Ich - Luzifers Henker
(Teil 2 von 3)
von Ian Rolf Hill
Der Tod ritt auf Chris Ainsworth zu!
Wie gebannt stand der Geologe auf der Straße des Dorfes Caversheen, inmitten einer anderen Dimension, umgeben von Hexen, die der Großen Mutter Lilith dienten.
Lilith, die sich offen gegen Luzifer gestellt hatte, dessen hochmütiges Engelsge?sicht hoch über ihnen am Himmel schwebte, während aus seinem Schlund die Heerscharen der Hölle strömten, um diese Welt und ihre Bewohner dem Erdboden gleichzumachen.
Angeführt wurden sie von einem der schrecklichen Horror-Reiter.
Ein lebendes Skelett in Ritterrüstung, das auf dem Rücken eines schwarzen, feuerspeienden Rappens saß. Auf dem Brustpanzer des Gerippes leuchtete ein großes A.
Genau so ein Reiter preschte auf Chris Ainsworth zu, um ihn mit einer Lanze aufzuspießen.
Ein Ausweichen war unmöglich. Der Geologe war vor Angst wie gelähmt.
Die Hufe schepperten über das Kopfsteinpflaster.
Wie hypnotisiert starrte Chris in die rot leuchtenden Augen des Gauls, aus dessen Nüstern Feuer loderte.
Noch fünf Yards.
Vier ... drei ... zwei ...
Ein heftiger Stoß schleuderte Chris zur Seite. Hart krachte er auf die linke Schulter. Der Schmerz war höllisch. Aber er lebte. Und das hatte er einer jungen Frau zu verdanken, die fast noch ein Mädchen war.
Lulu!
Im allerletzten Moment hatte sie ihn zur Seite gerissen, nachdem er keine Anstalten gemacht hatte, seinem Schicksal zu entgehen. Wozu auch? Gegen die erdrückende Übermacht hatten sie ohnehin keine Chance.
»Bist du wahnsinnig?«, brüllte sie ihn an.
Chris beachtete sie nicht. An ihrer Schulter vorbei beobachtete er den Horror-Reiter, der hinter Lulu über die Straße preschte, ohne innezuhalten und das Pferd herumzureißen.

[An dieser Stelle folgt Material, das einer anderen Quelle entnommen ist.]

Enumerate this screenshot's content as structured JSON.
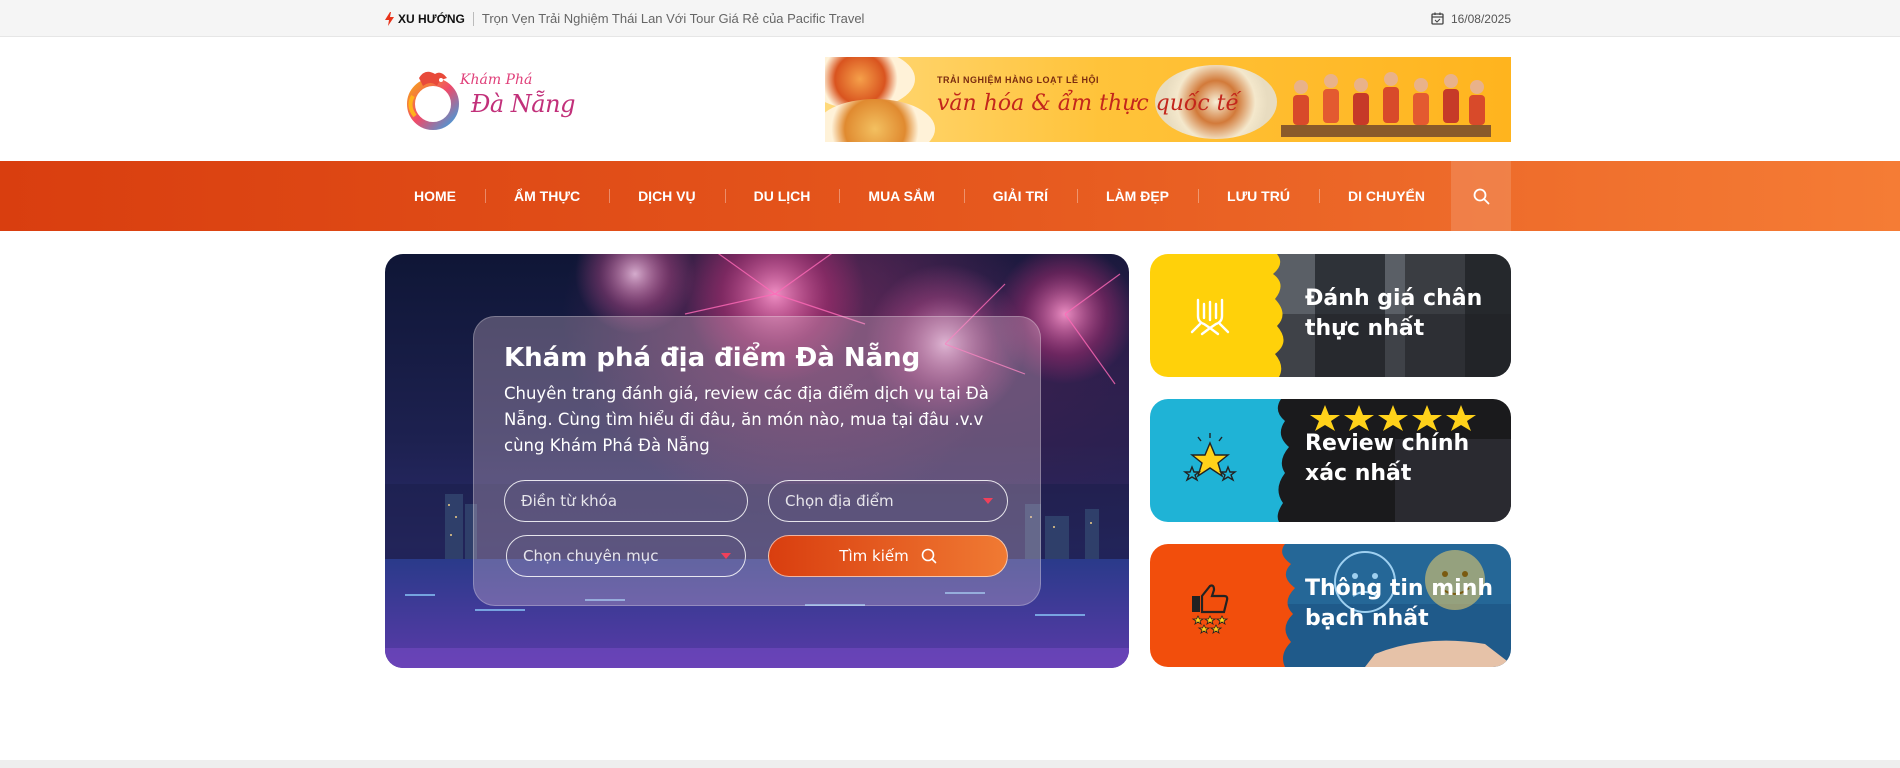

Auf der anderen Straßenseite stand Giselle. Die unscheinbare Frau, die sich zusammen mit Lulu um ihn gekümmert hatte. Sie duckte sich im Schatten eines windschiefen, mittelalterlich erscheinenden Hauses. Und nicht nur sie, sämtliche Frauen und Hexen von Caversheen, einschließlich ihrer Anführerin Eleonore, hatten sich vor dem Horror-Reiter in Sicherheit gebracht oder waren ihm zumindest ausgewichen, der auf seinen Kameraden zu galoppierte.

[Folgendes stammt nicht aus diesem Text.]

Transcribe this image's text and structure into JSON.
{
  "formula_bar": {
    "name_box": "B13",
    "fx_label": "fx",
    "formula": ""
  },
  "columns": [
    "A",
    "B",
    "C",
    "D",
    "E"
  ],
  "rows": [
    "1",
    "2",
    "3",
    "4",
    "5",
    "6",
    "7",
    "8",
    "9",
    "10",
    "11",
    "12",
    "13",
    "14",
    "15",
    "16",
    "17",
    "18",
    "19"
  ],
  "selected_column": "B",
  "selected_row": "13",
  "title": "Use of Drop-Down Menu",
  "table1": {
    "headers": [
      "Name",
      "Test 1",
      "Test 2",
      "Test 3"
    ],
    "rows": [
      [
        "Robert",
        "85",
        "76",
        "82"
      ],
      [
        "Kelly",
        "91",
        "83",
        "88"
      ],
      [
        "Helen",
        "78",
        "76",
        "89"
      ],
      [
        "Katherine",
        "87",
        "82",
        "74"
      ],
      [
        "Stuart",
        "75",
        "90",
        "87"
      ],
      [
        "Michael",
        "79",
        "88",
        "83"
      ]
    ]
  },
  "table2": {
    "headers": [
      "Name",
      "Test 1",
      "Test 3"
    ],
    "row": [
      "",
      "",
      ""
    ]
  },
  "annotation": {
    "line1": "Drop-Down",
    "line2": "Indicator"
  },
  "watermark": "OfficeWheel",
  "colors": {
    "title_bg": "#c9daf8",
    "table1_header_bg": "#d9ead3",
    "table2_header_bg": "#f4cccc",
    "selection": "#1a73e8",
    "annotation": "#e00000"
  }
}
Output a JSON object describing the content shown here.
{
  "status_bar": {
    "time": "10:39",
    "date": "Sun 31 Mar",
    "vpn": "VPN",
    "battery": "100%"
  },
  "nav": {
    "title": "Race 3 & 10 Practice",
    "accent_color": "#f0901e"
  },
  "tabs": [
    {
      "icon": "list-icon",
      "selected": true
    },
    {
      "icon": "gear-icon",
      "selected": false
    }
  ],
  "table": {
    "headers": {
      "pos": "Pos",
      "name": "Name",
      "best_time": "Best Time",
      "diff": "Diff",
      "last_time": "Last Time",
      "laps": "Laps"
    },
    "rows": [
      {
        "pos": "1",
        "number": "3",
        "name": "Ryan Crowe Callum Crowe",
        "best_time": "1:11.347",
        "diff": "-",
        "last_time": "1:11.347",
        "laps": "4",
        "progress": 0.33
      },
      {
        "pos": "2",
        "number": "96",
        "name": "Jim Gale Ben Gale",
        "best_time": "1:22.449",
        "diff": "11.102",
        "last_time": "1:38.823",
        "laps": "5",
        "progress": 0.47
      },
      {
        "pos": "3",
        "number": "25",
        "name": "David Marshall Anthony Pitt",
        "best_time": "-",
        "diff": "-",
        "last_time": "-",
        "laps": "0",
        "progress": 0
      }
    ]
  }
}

Die beiden Dämonen glichen sich wie ein Ei dem anderen. Auf beiden Brustpanzern prangte ein großes A. Es stand für die Anfangsbuchstaben ihrer Herren, den Erzdämonen Astaroth und Amducias, ohne dass Chris hätte sagen können, wer zu wem gehörte. Er wusste nur, dass hier etwas ganz anders ablief als erwartet.
Anscheinend war der Horror-Reiter, der ihn fast über den Haufen geritten hätte, nicht erschienen, um die Bewohner des Hexendorfs an der Flucht zu hindern. Er war gekommen, um sie zu beschützen.
Fast hätte Chris gelacht.
Ein einziger Horror-Reiter gegen Luzifers Armee? Das war lächerlich.

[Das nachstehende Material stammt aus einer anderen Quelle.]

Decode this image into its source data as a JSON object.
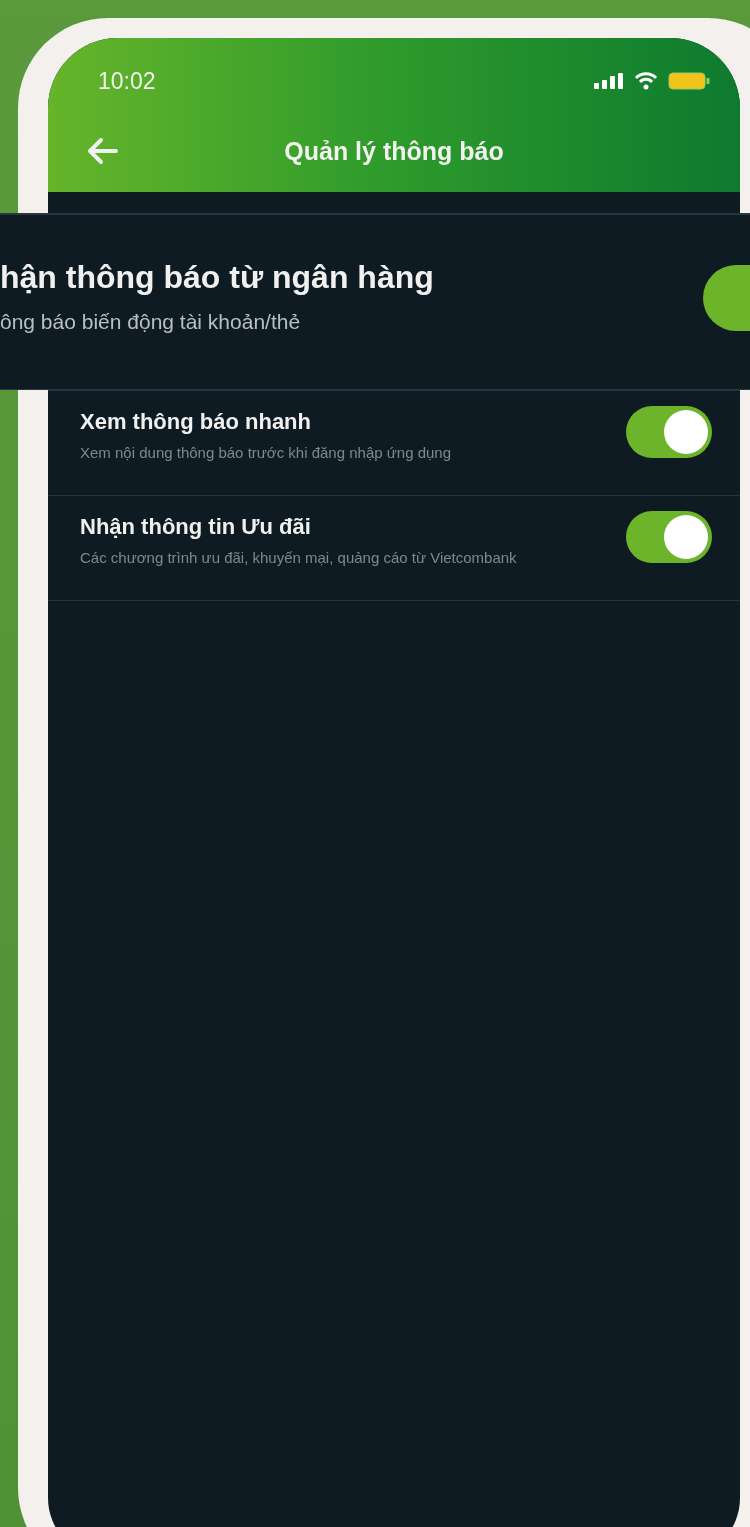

Hinter dem zweiten Reiter jedoch strömten die Heerscharen der Hölle auf das Dorf zu. Sie quollen zwischen den Stämmen des Waldes hervor, der Caversheen wie ein Wall umgab.
Nie zuvor hatte Chris Ainsworth eine größere Ansammlung von Albtraumkreaturen gesehen. Mit Schleim überzogene Skelette, riesige muskelbepackte Kolosse mit überlangen Armen und krallenbewehrten Pranken von der Größe eines Gullydeckels.
Chimären, halb Mensch, halb Tier, krochen an den Stämmen entlang. Riesenspinnen mit Menschenköpfen, die sich statt auf borstigen dünnen Beinen auf acht menschlichen Armen bewegten, die aber mehr Gelenke hatten als die eines Menschen. Dazwischen schwangen sich kugelförmige Dämonen mit ihren Tentakeln von Ast zu Ast.
Sein Gehirn weigerte sich, die Gesamtheit dieses Sammelsuriums an Abscheulichkeiten zu erfassen. Auch weil seine Aufmerksamkeit von den Horror-Reitern in Anspruch genommen wurde, die innerhalb der nächsten Sekunden aufeinandertreffen würden.
Der Anführer des Höllenheers hatte ebenfalls seine Lanze gesenkt. Er hatte einen erheblichen Vorsprung vor seiner Armee, der er vermutlich den Weg ebnen sollte.
Mehrere Häuser waren während des Angriffs untoter Hexen in Brand gesteckt worden. Der Schein des Feuers tauchte die beinernen Schädel in rötlichgelbes Licht.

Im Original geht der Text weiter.